Eden Hazard was at the centre of things when Burnley came to town early in 2016/17, as club historian Rick Glanvill recalls here...

Back in August 2016 this fixture signalled what quickly appeared to be a false dawn for Antonio Conte’s new regime. Freshly-promoted Burnley were only the second league visitors to Stamford Bridge that season and they were brimming with confidence after shocking Liverpool 2-0 at Turf Moor, despite just 25 per cent possession of the ball.

Their coach Sean Dyche had already scouted Conte’s version of the Blues. ‘I think that the manager will make a difference and the way they play will be slightly different,’ he predicted. ‘However I don’t think it will be a drastic change.’

There were personnel tweaks too at the Bridge, of course. A few weeks earlier N’Golo Kante and Michy Batshuayi had made their bow for the Blues, while Cesc Fabregas’s magic hat seemed out of favour and Willian had been troubled with a calf injury.

Instead Chelsea’s creative inspiration against the Lancastrian visitors came from a revitalised Eden Hazard.
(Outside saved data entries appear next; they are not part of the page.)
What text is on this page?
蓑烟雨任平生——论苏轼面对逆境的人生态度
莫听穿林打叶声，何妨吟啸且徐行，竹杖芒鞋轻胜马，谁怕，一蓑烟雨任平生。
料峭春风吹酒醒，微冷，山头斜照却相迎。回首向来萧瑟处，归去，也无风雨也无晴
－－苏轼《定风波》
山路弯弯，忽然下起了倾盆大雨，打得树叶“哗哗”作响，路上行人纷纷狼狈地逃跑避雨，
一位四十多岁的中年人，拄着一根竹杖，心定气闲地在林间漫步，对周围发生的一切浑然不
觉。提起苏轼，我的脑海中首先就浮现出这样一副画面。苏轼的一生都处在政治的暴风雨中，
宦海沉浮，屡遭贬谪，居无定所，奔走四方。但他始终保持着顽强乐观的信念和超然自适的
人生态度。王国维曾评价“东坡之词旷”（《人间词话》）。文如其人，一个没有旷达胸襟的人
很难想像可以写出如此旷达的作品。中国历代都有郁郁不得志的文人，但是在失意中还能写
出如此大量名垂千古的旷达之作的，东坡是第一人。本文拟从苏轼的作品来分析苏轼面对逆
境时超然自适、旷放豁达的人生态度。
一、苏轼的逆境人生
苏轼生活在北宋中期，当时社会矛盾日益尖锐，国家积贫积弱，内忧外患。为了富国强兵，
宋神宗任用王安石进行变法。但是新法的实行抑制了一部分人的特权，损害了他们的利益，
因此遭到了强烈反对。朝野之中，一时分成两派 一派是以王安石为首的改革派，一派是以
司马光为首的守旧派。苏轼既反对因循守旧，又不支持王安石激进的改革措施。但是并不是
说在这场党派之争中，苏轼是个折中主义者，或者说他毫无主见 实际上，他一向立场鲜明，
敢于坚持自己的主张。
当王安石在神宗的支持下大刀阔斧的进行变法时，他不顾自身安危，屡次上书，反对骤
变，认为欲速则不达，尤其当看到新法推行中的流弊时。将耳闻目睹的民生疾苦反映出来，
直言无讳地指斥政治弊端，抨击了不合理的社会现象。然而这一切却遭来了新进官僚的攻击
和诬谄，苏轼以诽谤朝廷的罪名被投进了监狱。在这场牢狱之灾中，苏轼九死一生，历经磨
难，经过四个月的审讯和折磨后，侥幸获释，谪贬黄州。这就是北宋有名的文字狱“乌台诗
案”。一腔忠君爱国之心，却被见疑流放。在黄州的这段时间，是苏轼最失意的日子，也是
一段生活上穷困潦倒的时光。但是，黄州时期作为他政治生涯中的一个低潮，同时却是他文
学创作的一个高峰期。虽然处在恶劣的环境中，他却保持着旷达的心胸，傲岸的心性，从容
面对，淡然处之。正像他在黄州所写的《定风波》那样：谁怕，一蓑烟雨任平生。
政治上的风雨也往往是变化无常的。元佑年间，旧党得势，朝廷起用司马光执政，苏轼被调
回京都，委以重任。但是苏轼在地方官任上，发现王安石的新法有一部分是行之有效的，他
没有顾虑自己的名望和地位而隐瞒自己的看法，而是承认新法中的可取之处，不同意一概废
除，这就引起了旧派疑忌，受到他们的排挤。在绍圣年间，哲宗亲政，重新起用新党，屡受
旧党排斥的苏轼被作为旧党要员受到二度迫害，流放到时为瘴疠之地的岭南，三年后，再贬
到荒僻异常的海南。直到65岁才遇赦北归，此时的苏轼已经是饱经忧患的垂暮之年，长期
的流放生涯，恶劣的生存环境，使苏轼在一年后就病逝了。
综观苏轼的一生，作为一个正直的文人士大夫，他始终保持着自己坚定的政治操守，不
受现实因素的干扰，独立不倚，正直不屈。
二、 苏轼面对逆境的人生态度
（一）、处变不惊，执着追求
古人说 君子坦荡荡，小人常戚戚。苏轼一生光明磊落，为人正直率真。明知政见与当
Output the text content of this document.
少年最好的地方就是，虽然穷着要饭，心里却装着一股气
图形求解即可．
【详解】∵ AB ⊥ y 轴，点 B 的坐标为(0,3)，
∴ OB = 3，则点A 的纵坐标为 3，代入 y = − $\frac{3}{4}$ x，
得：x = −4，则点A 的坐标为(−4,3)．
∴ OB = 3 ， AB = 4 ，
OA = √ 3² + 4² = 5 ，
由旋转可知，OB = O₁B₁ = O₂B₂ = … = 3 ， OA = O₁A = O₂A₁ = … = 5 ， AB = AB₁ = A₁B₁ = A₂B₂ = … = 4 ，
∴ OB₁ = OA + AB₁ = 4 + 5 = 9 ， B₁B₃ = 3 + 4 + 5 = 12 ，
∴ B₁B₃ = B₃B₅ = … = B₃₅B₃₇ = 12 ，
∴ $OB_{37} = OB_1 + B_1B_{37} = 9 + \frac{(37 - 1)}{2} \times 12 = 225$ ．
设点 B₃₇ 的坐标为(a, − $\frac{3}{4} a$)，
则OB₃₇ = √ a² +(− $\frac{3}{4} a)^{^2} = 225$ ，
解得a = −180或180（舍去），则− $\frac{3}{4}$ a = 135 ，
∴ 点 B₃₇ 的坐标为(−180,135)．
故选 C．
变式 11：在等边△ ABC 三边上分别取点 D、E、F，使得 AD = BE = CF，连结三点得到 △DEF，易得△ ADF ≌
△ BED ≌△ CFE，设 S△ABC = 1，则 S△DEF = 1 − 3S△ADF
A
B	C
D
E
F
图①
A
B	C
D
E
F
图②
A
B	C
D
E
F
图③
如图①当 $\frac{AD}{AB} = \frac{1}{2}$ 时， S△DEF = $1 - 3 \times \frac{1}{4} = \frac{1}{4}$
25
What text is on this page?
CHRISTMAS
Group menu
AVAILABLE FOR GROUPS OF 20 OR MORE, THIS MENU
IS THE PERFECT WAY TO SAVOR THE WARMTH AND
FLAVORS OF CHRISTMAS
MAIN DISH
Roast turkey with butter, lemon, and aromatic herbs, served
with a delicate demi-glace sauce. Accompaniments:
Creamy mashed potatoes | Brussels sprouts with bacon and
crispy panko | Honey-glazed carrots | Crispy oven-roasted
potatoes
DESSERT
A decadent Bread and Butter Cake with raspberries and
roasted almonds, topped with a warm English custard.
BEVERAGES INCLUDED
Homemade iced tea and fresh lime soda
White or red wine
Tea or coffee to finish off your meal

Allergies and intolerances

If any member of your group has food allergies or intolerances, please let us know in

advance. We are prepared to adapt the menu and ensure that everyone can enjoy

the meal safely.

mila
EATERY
The Belgian opened the scoring inside 10 minutes, tearing towards the Burnley rearguard then steering a shot into the corner, and he was the dominant figure throughout.

The returning Willian made it two at the break with an accurate low drive from the right of the box, and at the death Victor Moses swept in his first league goal for the Blues for four years. The convincing 3-0 win maintained a 100 per cent start to the Blues’ campaign.

‘Starting the season with three league wins and a win in the cup is good, for the confidence of the players, the fans, for the club, for me,’ Conte said afterwards. ‘When we start in this way, you can work better.’

Famously, though, the head coach’s initial tactical set-up came a cropper in the next two matches against Swansea and Liverpool. It was midway through defeat at Arsenal in September that he radically changed tack to three at the back, and the resurgent Blues went on to claim the title with relentless efficiency.

Intriguingly, Chelsea had also claimed English football’s top prize in both of the Clarets’ previous seasons in the Premier League, 2009/10 and 2014/15.